Charles Petzold

Anxiety Amid the Wool and Chalk

October 17, 2007
New York, N.Y.

Well, I knew this day was coming. I've been dreading it for weeks, and suddenly Deirdre sprung it on me and I really had no choice.

When it comes to clothes, I am a very simple person. If I need a new shirt, it's probably a pocket-tee from the Gap or Old Navy. If I need new pants, it's a pair of Levis 505s, 32 waist, 30 inseam, and I don't even have to try them on. The only choice to make is the degree of fadedness of the blue.

Long ago I actually owned a couple suits from my office working days at New York Life Insurance Company. But I left New York Life in 1985 and those suits are long gone. I remember over 10 years ago giving away my last suit to a friend who used it in a karaoke performance of "I Am Woman" that involved her actually ripping the suit off her body.

But now I need a suit.
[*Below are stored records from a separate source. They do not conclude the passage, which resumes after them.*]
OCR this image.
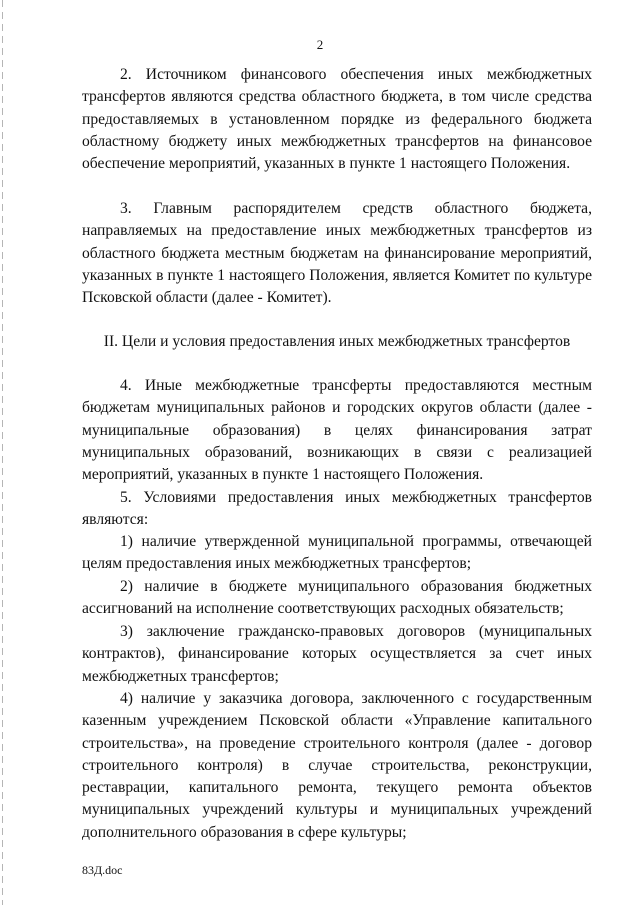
2

2. Источником финансового обеспечения иных межбюджетных трансфертов являются средства областного бюджета, в том числе средства предоставляемых в установленном порядке из федерального бюджета областному бюджету иных межбюджетных трансфертов на финансовое обеспечение мероприятий, указанных в пункте 1 настоящего Положения.

3. Главным распорядителем средств областного бюджета, направляемых на предоставление иных межбюджетных трансфертов из областного бюджета местным бюджетам на финансирование мероприятий, указанных в пункте 1 настоящего Положения, является Комитет по культуре Псковской области (далее - Комитет).

II. Цели и условия предоставления иных межбюджетных трансфертов

4. Иные межбюджетные трансферты предоставляются местным бюджетам муниципальных районов и городских округов области (далее - муниципальные образования) в целях финансирования затрат муниципальных образований, возникающих в связи с реализацией мероприятий, указанных в пункте 1 настоящего Положения.

5. Условиями предоставления иных межбюджетных трансфертов являются:

1) наличие утвержденной муниципальной программы, отвечающей целям предоставления иных межбюджетных трансфертов;

2) наличие в бюджете муниципального образования бюджетных ассигнований на исполнение соответствующих расходных обязательств;

3) заключение гражданско-правовых договоров (муниципальных контрактов), финансирование которых осуществляется за счет иных межбюджетных трансфертов;

4) наличие у заказчика договора, заключенного с государственным казенным учреждением Псковской области «Управление капитального строительства», на проведение строительного контроля (далее - договор строительного контроля) в случае строительства, реконструкции, реставрации, капитального ремонта, текущего ремонта объектов муниципальных учреждений культуры и муниципальных учреждений дополнительного образования в сфере культуры;

83Д.doc
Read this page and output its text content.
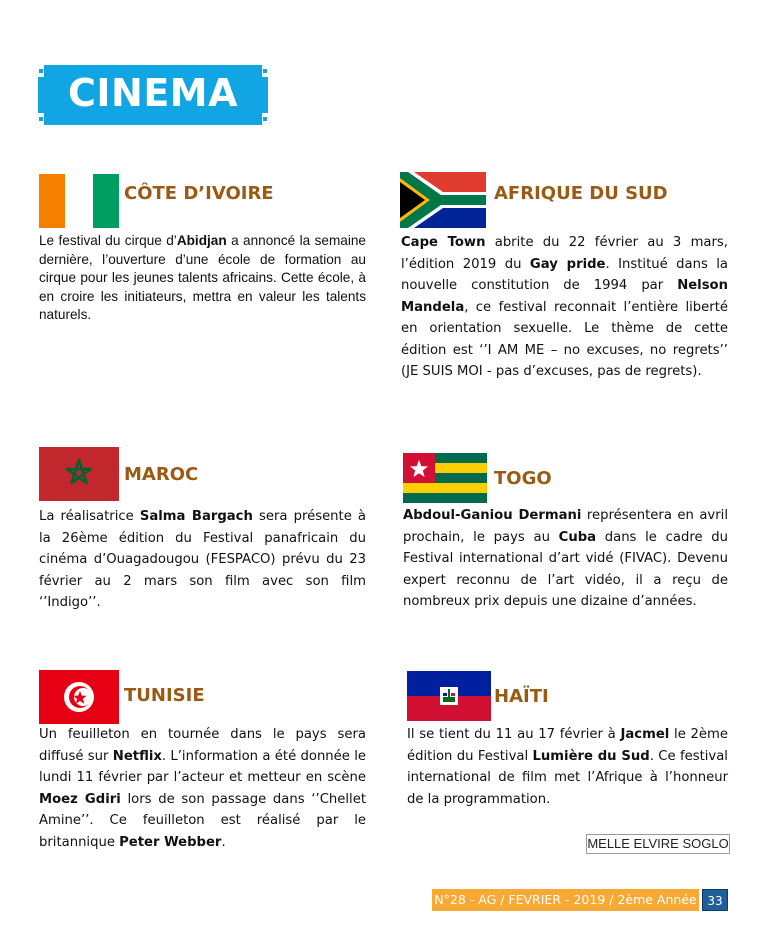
CINEMA
CÔTE D’IVOIRE
Le festival du cirque d’Abidjan a annoncé la semaine dernière, l’ouverture d’une école de formation au cirque pour les jeunes talents africains. Cette école, à en croire les initiateurs, mettra en valeur les talents naturels.
AFRIQUE DU SUD
Cape Town abrite du 22 février au 3 mars, l’édition 2019 du Gay pride. Institué dans la nouvelle constitution de 1994 par Nelson Mandela, ce festival reconnait l’entière liberté en orientation sexuelle. Le thème de cette édition est ‘’I AM ME – no excuses, no regrets’’ (JE SUIS MOI - pas d’excuses, pas de regrets).
MAROC
La réalisatrice Salma Bargach sera présente à la 26ème édition du Festival panafricain du cinéma d’Ouagadougou (FESPACO) prévu du 23 février au 2 mars son film avec son film ‘’Indigo’’.
TOGO
Abdoul-Ganiou Dermani représentera en avril prochain, le pays au Cuba dans le cadre du Festival international d’art vidé (FIVAC). Devenu expert reconnu de l’art vidéo, il a reçu de nombreux prix depuis une dizaine d’années.
TUNISIE
Un feuilleton en tournée dans le pays sera diffusé sur Netflix. L’information a été donnée le lundi 11 février par l’acteur et metteur en scène Moez Gdiri lors de son passage dans ‘’Chellet Amine’’. Ce feuilleton est réalisé par le britannique Peter Webber.
HAÏTI
Il se tient du 11 au 17 février à Jacmel le 2ème édition du Festival Lumière du Sud. Ce festival international de film met l’Afrique à l’honneur de la programmation.
MELLE ELVIRE SOGLO
N°28 - AG / FEVRIER - 2019 / 2ème Année 33
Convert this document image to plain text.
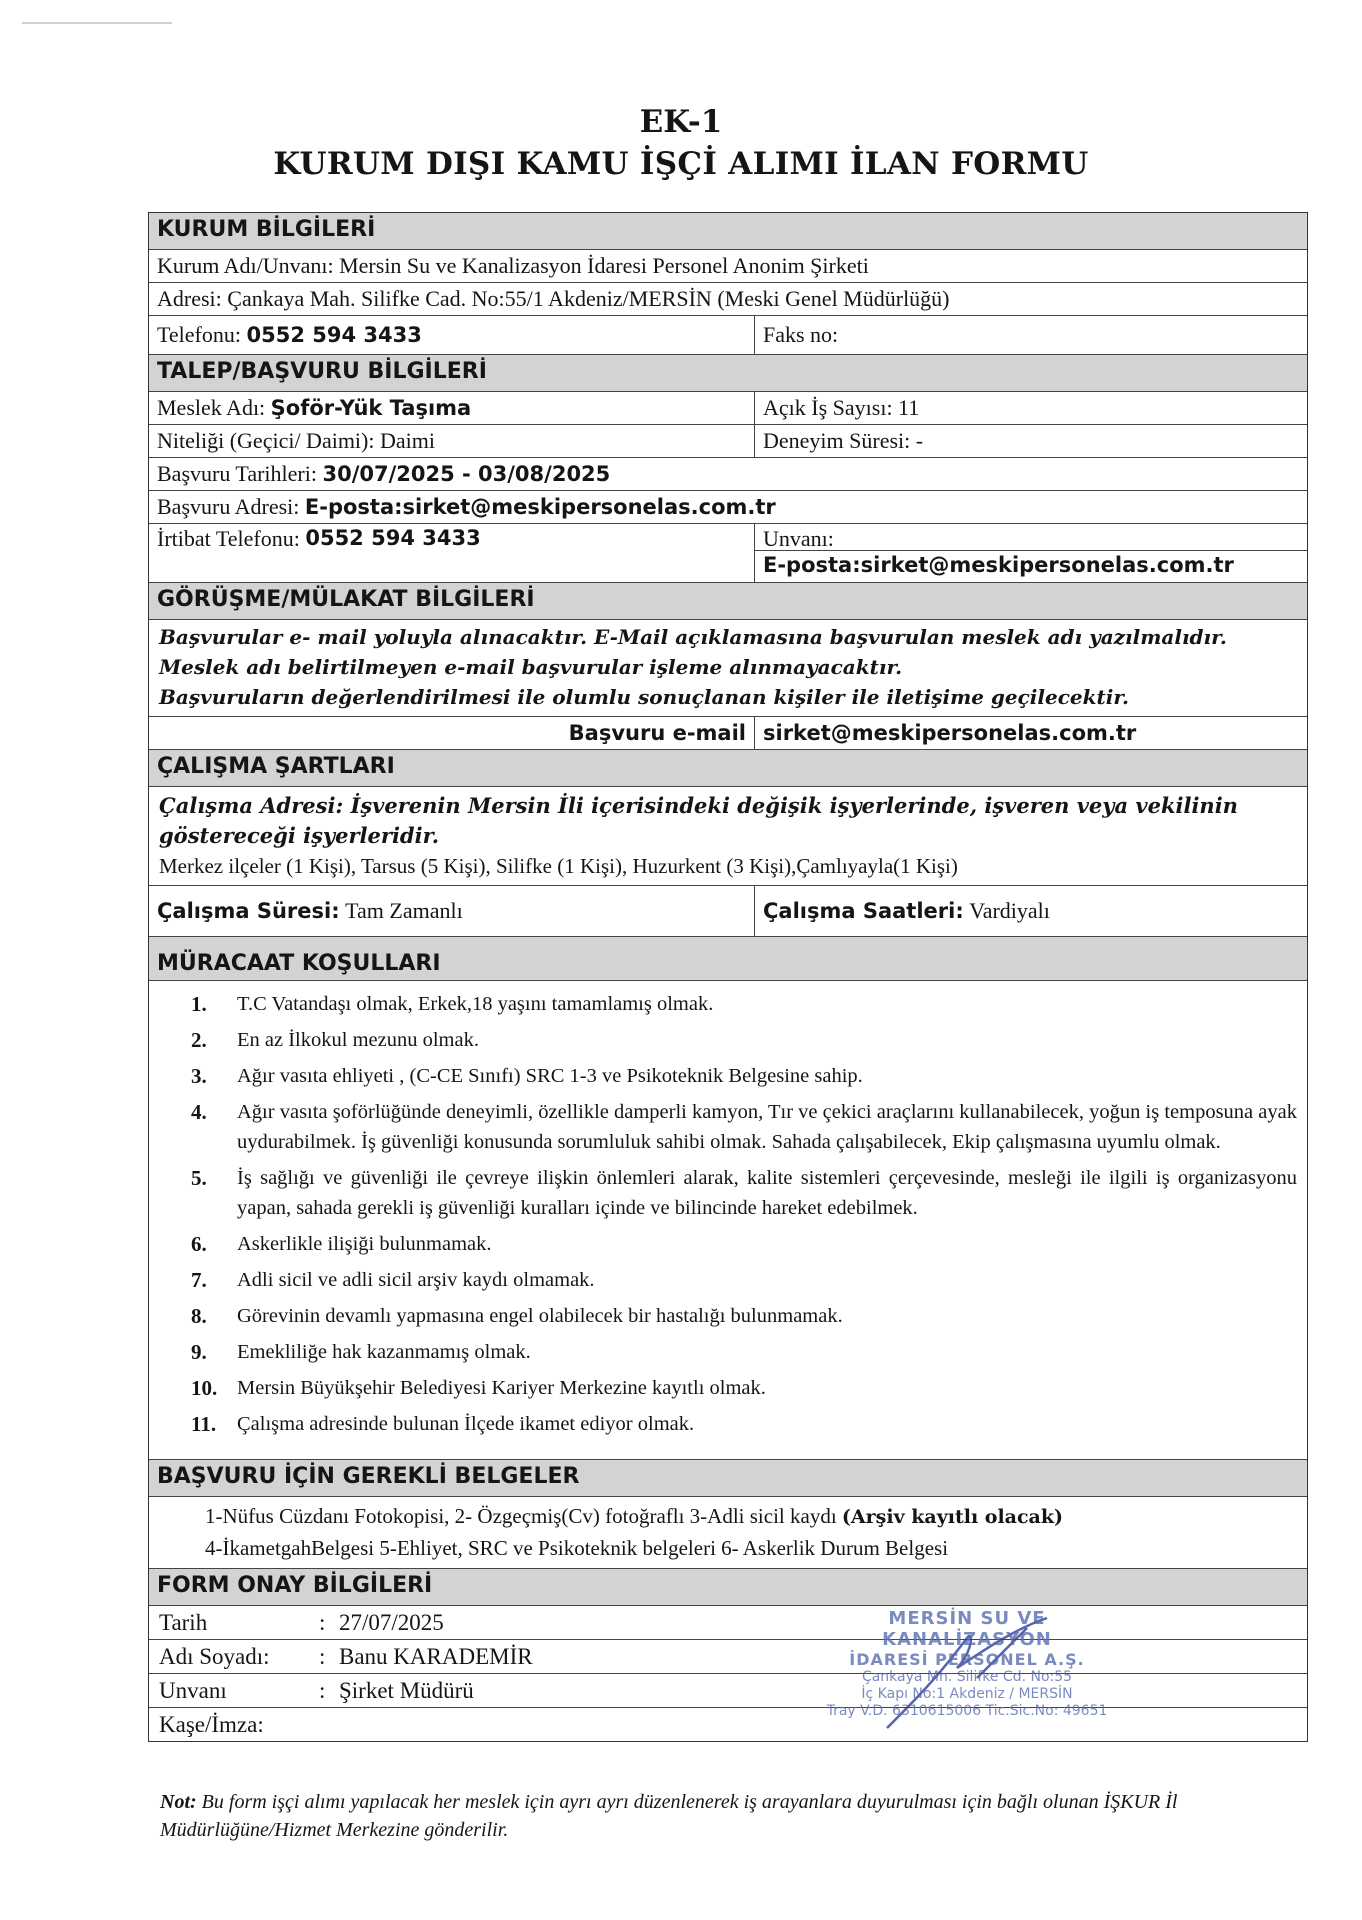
EK-1
KURUM DIŞI KAMU İŞÇİ ALIMI İLAN FORMU
KURUM BİLGİLERİ
Kurum Adı/Unvanı:
Mersin Su ve Kanalizasyon İdaresi Personel Anonim Şirketi
Adresi:
Çankaya Mah. Silifke Cad. No:55/1 Akdeniz/MERSİN (Meski Genel Müdürlüğü)
Telefonu:
0552 594 3433	Faks no:
TALEP/BAŞVURU BİLGİLERİ
Meslek Adı:
Şoför-Yük Taşıma	Açık İş Sayısı:
11
Niteliği (Geçici/ Daimi):
Daimi	Deneyim Süresi:
-
Başvuru Tarihleri:
30/07/2025 - 03/08/2025
Başvuru Adresi:
E-posta:sirket@meskipersonelas.com.tr
İrtibat Telefonu:
0552 594 3433	Unvanı:
E-posta:sirket@meskipersonelas.com.tr
GÖRÜŞME/MÜLAKAT BİLGİLERİ
Başvurular e- mail yoluyla alınacaktır. E-Mail açıklamasına başvurulan meslek adı yazılmalıdır.
Meslek adı belirtilmeyen e-mail başvurular işleme alınmayacaktır.
Başvuruların değerlendirilmesi ile olumlu sonuçlanan kişiler ile iletişime geçilecektir.
Başvuru e-mail sirket@meskipersonelas.com.tr
ÇALIŞMA ŞARTLARI
Çalışma Adresi: İşverenin Mersin İli içerisindeki değişik işyerlerinde, işveren veya vekilinin göstereceği işyerleridir.
Merkez ilçeler (1 Kişi), Tarsus (5 Kişi), Silifke (1 Kişi), Huzurkent (3 Kişi),Çamlıyayla(1 Kişi)
Çalışma Süresi:
Tam Zamanlı	Çalışma Saatleri:
Vardiyalı
MÜRACAAT KOŞULLARI
1.	T.C Vatandaşı olmak, Erkek,18 yaşını tamamlamış olmak.
2.	En az İlkokul mezunu olmak.
3.	Ağır vasıta ehliyeti , (C-CE Sınıfı) SRC 1-3 ve Psikoteknik Belgesine sahip.
4.	Ağır vasıta şoförlüğünde deneyimli, özellikle damperli kamyon, Tır ve çekici araçlarını kullanabilecek, yoğun iş temposuna ayak uydurabilmek. İş güvenliği konusunda sorumluluk sahibi olmak. Sahada çalışabilecek, Ekip çalışmasına uyumlu olmak.
5.	İş sağlığı ve güvenliği ile çevreye ilişkin önlemleri alarak, kalite sistemleri çerçevesinde, mesleği ile ilgili iş organizasyonu yapan, sahada gerekli iş güvenliği kuralları içinde ve bilincinde hareket edebilmek.
6.	Askerlikle ilişiği bulunmamak.
7.	Adli sicil ve adli sicil arşiv kaydı olmamak.
8.	Görevinin devamlı yapmasına engel olabilecek bir hastalığı bulunmamak.
9.	Emekliliğe hak kazanmamış olmak.
10. Mersin Büyükşehir Belediyesi Kariyer Merkezine kayıtlı olmak.
11.	Çalışma adresinde bulunan İlçede ikamet ediyor olmak.
BAŞVURU İÇİN GEREKLİ BELGELER
1-Nüfus Cüzdanı Fotokopisi, 2- Özgeçmiş(Cv) fotoğraflı 3-Adli sicil kaydı (Arşiv kayıtlı olacak)
4-İkametgahBelgesi 5-Ehliyet, SRC ve Psikoteknik belgeleri 6- Askerlik Durum Belgesi
FORM ONAY BİLGİLERİ
Tarih	: 27/07/2025
Adı Soyadı:	: Banu KARADEMİR
Unvanı	: Şirket Müdürü
Kaşe/İmza:
MERSİN SU VE KANALİZASYON
İDARESİ PERSONEL A.Ş.
Çankaya Mh. Silifke Cd. No:55
İç Kapı No:1 Akdeniz / MERSİN
Tray V.D. 6310615006 Tic.Sic.No: 49651
Not: Bu form işçi alımı yapılacak her meslek için ayrı ayrı düzenlenerek iş arayanlara duyurulması için bağlı olunan İŞKUR İl Müdürlüğüne/Hizmet Merkezine gönderilir.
I'm getting married in 11 days, and my normal "getting dressed up" criteria (i.e., putting on my least faded pair of jeans) just won't hack it. I dread the whole suit-buying ritual — those endless racks of brown and gray, the "May I help you?" from the custodians of the wool, bouncing erratically from hating everything to loving everything, sizes, cuts, fabrics, patterns, and then getting chalked up after you've finally made a decision.

Deirdre was very tolerant — she has a similar clothes-buying anxiety herself, I understand — and we managed to have a relatively short and painless experience picking out a nice suit this evening at the Burlington Coat Factory on 6th Avenue and 22nd Street. The jacket has three buttons. It's darkish gray with crisscrossed pairs of pinkish threads spaced about an inch apart.

It's suddenly a very special suit, because it's the suit I'm getting married in.